PARIGI – Come al solito le istituzioni internazionali, che non conoscono a fondo la nostra realtà, lanciano giudizi infondati e basati solo sulla propaganda che il regime renziano ha propalato nei vari ambienti politici ed economici. Ecco che l’Ocse, normalmente critica nei confronti dell’Italia, plaude entusiasticamente alle conquiste del governo del rottamatore in termini di posti di lavoro, attraverso gli effetti fantasmagorici del fallimentare Jobs Act. Gli esperti dell’organizzazione citata ci dicono addirittura che negli ultimi anni il governo italiano ha messo in atto un insieme di riforme strutturali, compreso il Jobs Act del 2015, che mirano ad affrontare le sfide sull’occupazione. Nel report sulla Strategia per le competenze si sottolinea «Tutte assieme le novità hanno dato una spinta: sono circa 850.000 posti di lavoro creati da quando queste riforme sono state adottate e il numero di nuovi contratti a tempo indeterminato è aumentato». Peccato che le statistiche ci dicano l’opposto, che i contratti stabili sono diminuiti, sono aumentati i licenziamenti e è aumentato solo il lavoro precario. Si tratta comunque di risultati positivi, ma non definitivi e sostanziali.

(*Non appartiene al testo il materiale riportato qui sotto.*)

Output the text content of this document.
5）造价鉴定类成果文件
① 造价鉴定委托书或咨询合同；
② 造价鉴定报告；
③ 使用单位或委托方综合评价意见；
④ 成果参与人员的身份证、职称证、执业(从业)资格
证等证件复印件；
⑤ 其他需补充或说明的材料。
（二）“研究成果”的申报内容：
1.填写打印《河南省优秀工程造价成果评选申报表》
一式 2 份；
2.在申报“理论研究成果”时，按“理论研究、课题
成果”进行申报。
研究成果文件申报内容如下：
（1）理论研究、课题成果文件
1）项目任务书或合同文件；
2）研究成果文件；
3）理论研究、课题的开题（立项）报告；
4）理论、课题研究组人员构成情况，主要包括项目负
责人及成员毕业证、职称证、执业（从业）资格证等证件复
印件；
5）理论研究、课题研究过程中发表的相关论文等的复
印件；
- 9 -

Tutt’altra musica nel campo dell’istruzione, nel quale in Italia i risultati degli ultimi governi, quindi non solo di quello di Renzi, sono stati disastrosi. Perfino la magnanima Ocse è stata costretta a riconoscere che «solo il 20% degli italiani tra i 25 e i 34 anni è laureato rispetto alla media Ocse del 30%. Gli italiani laureati hanno, in media, un più basso tasso di competenze in lettura e matematica (26esimo posto su 29 paesi Ocse). Non solo, quelli che ci sono non vengono utilizzati al meglio, risultando un po’ bistrattati. L’Italia è l’unico Paese del G7 in cui la quota di lavoratori laureati in posti con mansioni di routine è più alta di quella che fa capo ad attività non di routine». Proprio una bella situazione dunque, laureati non qualificati con la prospettiva di impieghi precari e con mansioni inferiori rispetto al titolo conseguito, è questa l’Italia attuale. Non ci meravigliamo che i giovani migliori scappino all’estero, con queste prospettive.